L'événement attendu de cette soirée était bien entendu la création de la Septième lune ; si la partition de Jean Prodromidès nous renvoie plus à l'Occident des années 1970 qu'au Japon du quinzième siècle, la musique est néanmoins de qualité. A défaut de génie, l'inspiration est au rendez-vous, les sonorités sont raffinées, la rythmique sophistiquée et efficace. La direction nette et précise d'Arturo Tamayo a fait le reste. Mais venons-en à l'essentiel, c'est a dire la chorégraphie de Davide Bombana, inspiré de Hanjo, un Nô du poète nippon Zeami. Là aussi, l'ensemble est plaisant sur le plan esthétique, et structuré de manière professionnelle et efficace. Rien de bien révolutionnaire dans les mouvements, mais l'on ne s'ennuie jamais, en dépit de l'ascèse revendiquée. Si le décor sobre de Giulio Paolini emporte l'adhésion, les costumes de Yoshiki Hishinuma sont un franc ratage ; strass-paillettes et nylon noir s'accommodent difficilement des intentions du chorégraphe, et la personnalité flamboyante de José Martinez, interprète du Jeune homme dans cette histoire d'amour tragique, vient encore souligner ce trait sans doute involontairement "glamour" de la Septième lune.

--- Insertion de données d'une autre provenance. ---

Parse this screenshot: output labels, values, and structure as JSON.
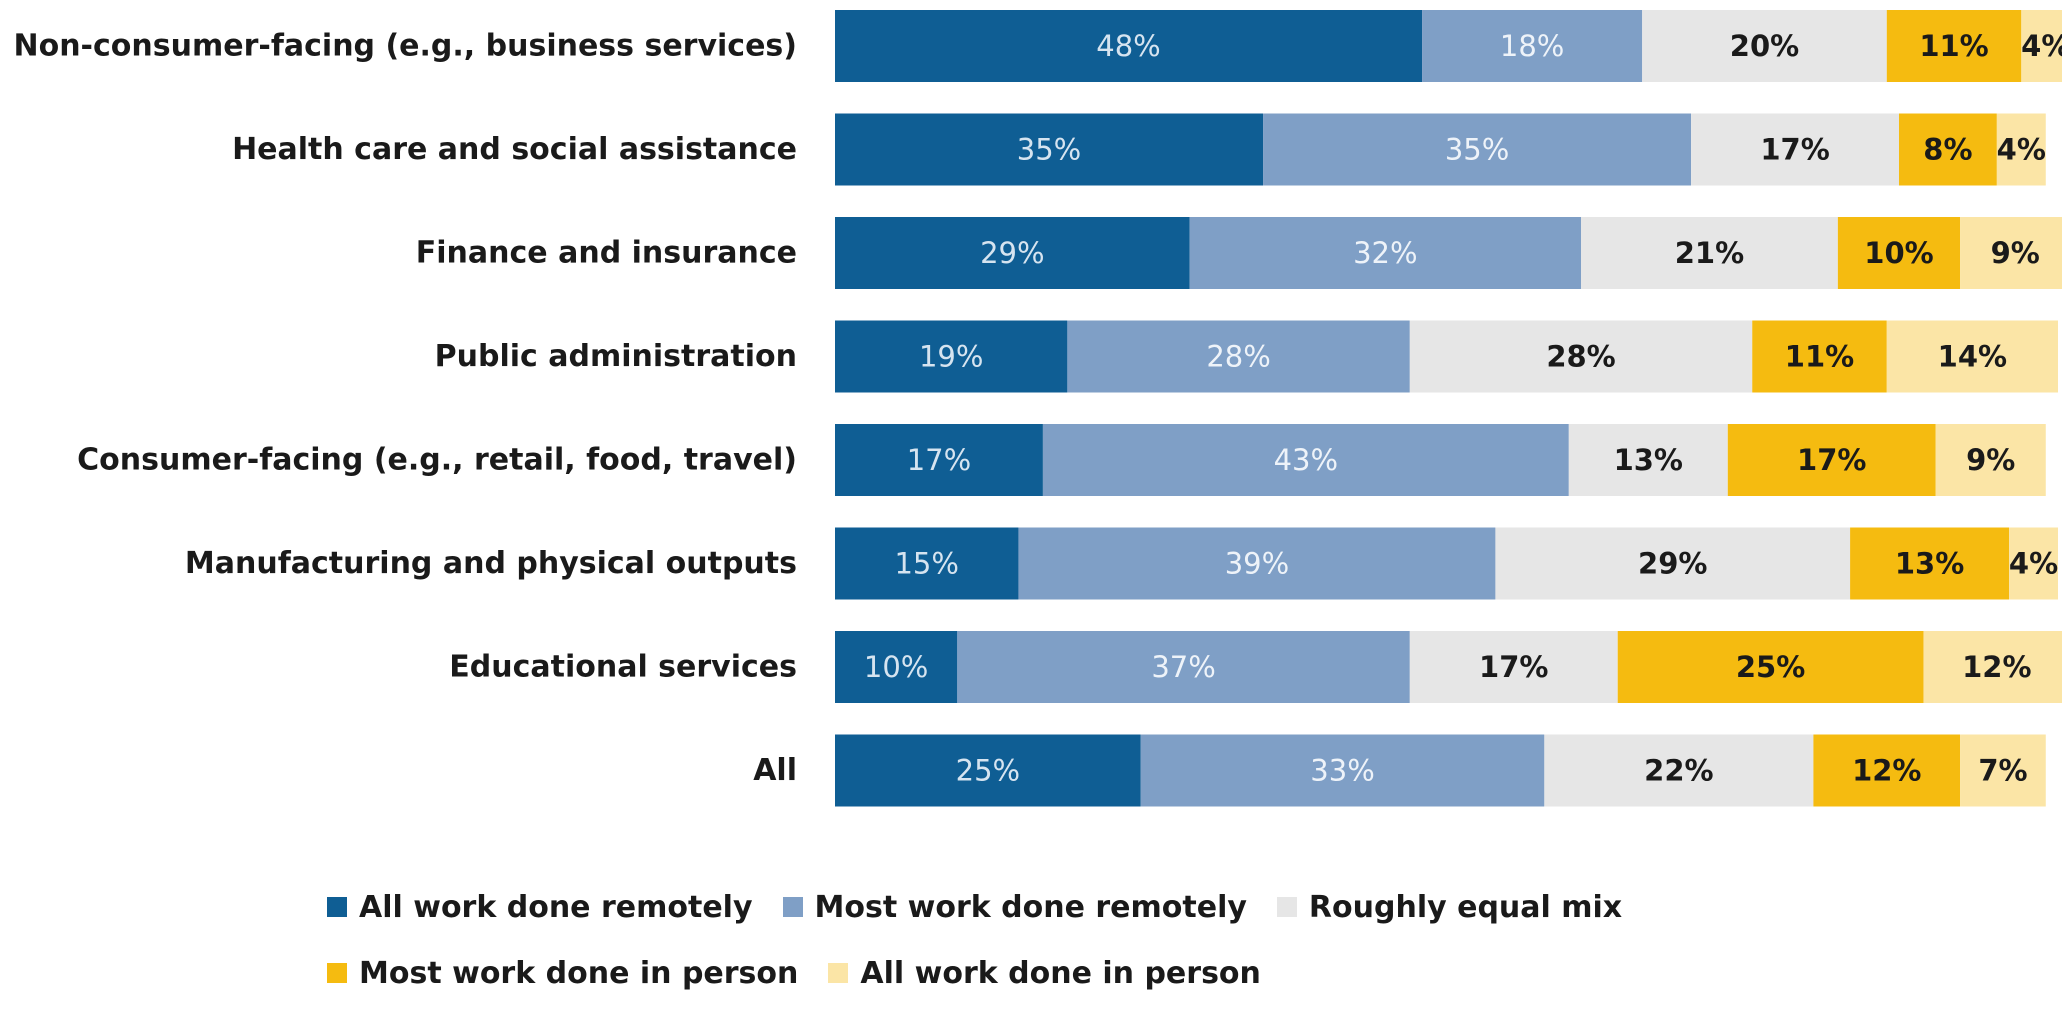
{
  "chart_data": {
    "type": "bar",
    "orientation": "horizontal",
    "stacked": true,
    "categories": [
      "Non-consumer-facing (e.g., business services)",
      "Health care and social assistance",
      "Finance and insurance",
      "Public administration",
      "Consumer-facing (e.g., retail, food, travel)",
      "Manufacturing and physical outputs",
      "Educational services",
      "All"
    ],
    "series": [
      {
        "name": "All work done remotely",
        "color": "#0f5e94",
        "label_color": "#d6e4f0",
        "values": [
          48,
          35,
          29,
          19,
          17,
          15,
          10,
          25
        ]
      },
      {
        "name": "Most work done remotely",
        "color": "#7f9fc6",
        "label_color": "#eef3f9",
        "values": [
          18,
          35,
          32,
          28,
          43,
          39,
          37,
          33
        ]
      },
      {
        "name": "Roughly equal mix",
        "color": "#e6e6e6",
        "label_color": "#1a1a1a",
        "values": [
          20,
          17,
          21,
          28,
          13,
          29,
          17,
          22
        ]
      },
      {
        "name": "Most work done in person",
        "color": "#f5bb10",
        "label_color": "#1a1a1a",
        "values": [
          11,
          8,
          10,
          11,
          17,
          13,
          25,
          12
        ]
      },
      {
        "name": "All work done in person",
        "color": "#fbe5a6",
        "label_color": "#1a1a1a",
        "values": [
          4,
          4,
          9,
          14,
          9,
          4,
          12,
          7
        ]
      }
    ],
    "value_suffix": "%",
    "xlim": [
      0,
      100
    ],
    "grid": false,
    "legend_position": "bottom",
    "title": "",
    "xlabel": "",
    "ylabel": ""
  },
  "legend": {
    "rows": [
      [
        0,
        1,
        2
      ],
      [
        3,
        4
      ]
    ]
  }
}
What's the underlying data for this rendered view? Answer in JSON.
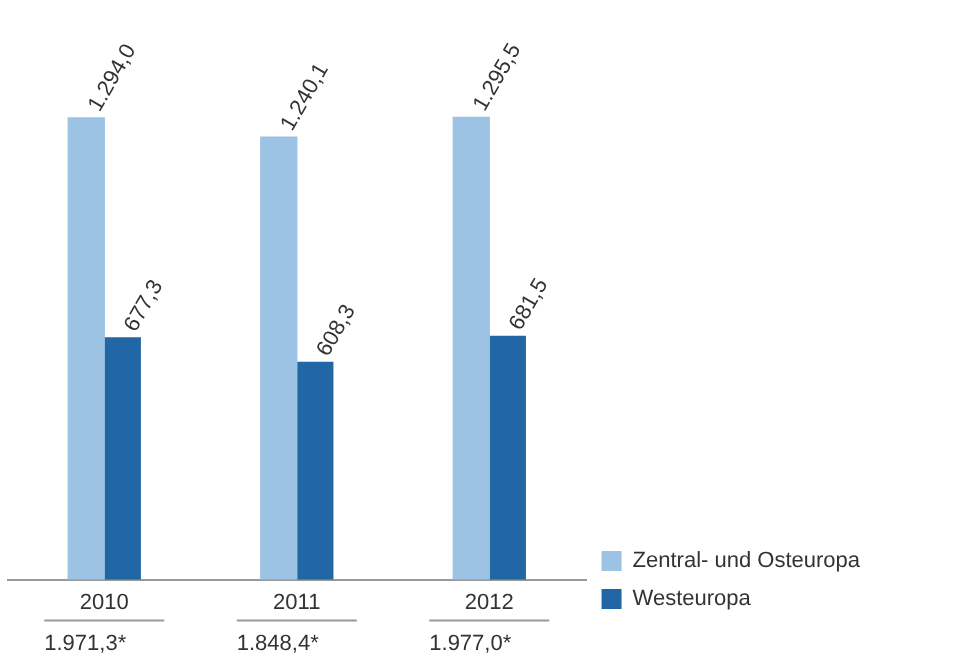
{
  "chart_data": {
    "type": "bar",
    "categories": [
      "2010",
      "2011",
      "2012"
    ],
    "series": [
      {
        "name": "Zentral- und Osteuropa",
        "color": "#9dc3e4",
        "values": [
          1294.0,
          1240.1,
          1295.5
        ],
        "value_labels": [
          "1.294,0",
          "1.240,1",
          "1.295,5"
        ]
      },
      {
        "name": "Westeuropa",
        "color": "#2166a5",
        "values": [
          677.3,
          608.3,
          681.5
        ],
        "value_labels": [
          "677,3",
          "608,3",
          "681,5"
        ]
      }
    ],
    "totals": [
      "1.971,3*",
      "1.848,4*",
      "1.977,0*"
    ],
    "legend": "bottom right"
  }
}
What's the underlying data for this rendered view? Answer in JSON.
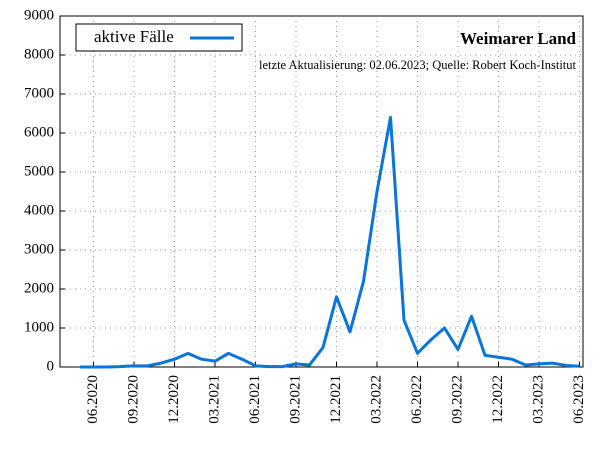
{
  "chart_data": {
    "type": "line",
    "title": "Weimarer Land",
    "subtitle": "letzte Aktualisierung: 02.06.2023; Quelle: Robert Koch-Institut",
    "x": [
      "05.2020",
      "06.2020",
      "07.2020",
      "08.2020",
      "09.2020",
      "10.2020",
      "11.2020",
      "12.2020",
      "01.2021",
      "02.2021",
      "03.2021",
      "04.2021",
      "05.2021",
      "06.2021",
      "07.2021",
      "08.2021",
      "09.2021",
      "10.2021",
      "11.2021",
      "12.2021",
      "01.2022",
      "02.2022",
      "03.2022",
      "04.2022",
      "05.2022",
      "06.2022",
      "07.2022",
      "08.2022",
      "09.2022",
      "10.2022",
      "11.2022",
      "12.2022",
      "01.2023",
      "02.2023",
      "03.2023",
      "04.2023",
      "05.2023",
      "06.2023"
    ],
    "series": [
      {
        "name": "aktive Fälle",
        "color": "#0a74da",
        "values": [
          0,
          0,
          0,
          10,
          30,
          30,
          100,
          200,
          350,
          200,
          150,
          350,
          200,
          30,
          10,
          10,
          80,
          50,
          500,
          1800,
          900,
          2200,
          4500,
          6400,
          1200,
          350,
          700,
          1000,
          450,
          1300,
          300,
          250,
          200,
          50,
          80,
          100,
          40,
          20
        ]
      }
    ],
    "ylim": [
      0,
      9000
    ],
    "yticks": [
      0,
      1000,
      2000,
      3000,
      4000,
      5000,
      6000,
      7000,
      8000,
      9000
    ],
    "xticks": [
      "06.2020",
      "09.2020",
      "12.2020",
      "03.2021",
      "06.2021",
      "09.2021",
      "12.2021",
      "03.2022",
      "06.2022",
      "09.2022",
      "12.2022",
      "03.2023",
      "06.2023"
    ],
    "grid": true,
    "legend": "upper left"
  }
}
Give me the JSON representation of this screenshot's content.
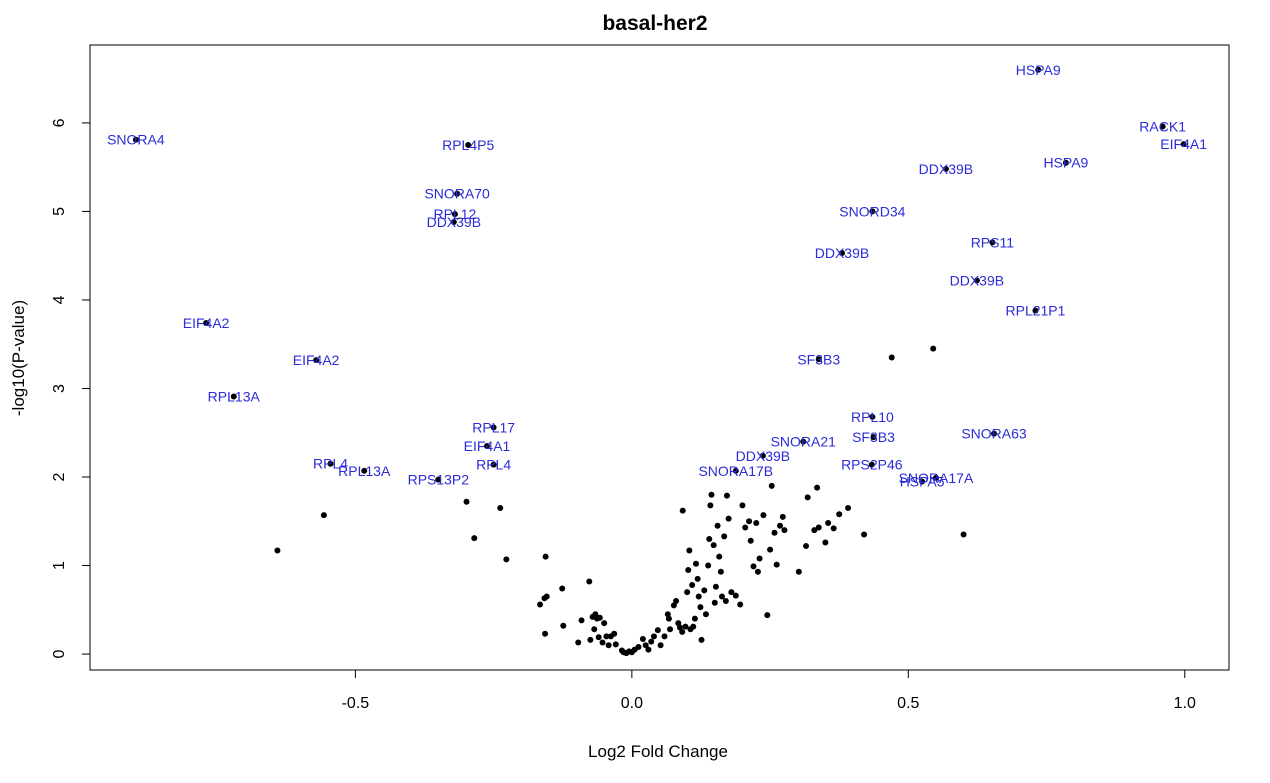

Agnès Letestu, Jeune fille glaciale, aux gestes dépouillés et aux expressions livides, n'appelle aucune réserve, tout comme l'impressionnante Stéphanie Romberg, qui s'est impliquée dans le rôle de la Femme avec une très grande conviction. Cette Septième lune - fort applaudie - a également été l'occasion d'apprécier le talent de Myriam Kamionka, surprenante dans une telle oeuvre, ainsi que de Christelle Granier, Aurélia Bellet et Gwenaëlle Vauthier, dont les affinités avec le répertoire actuel ne sont plus à démontrer.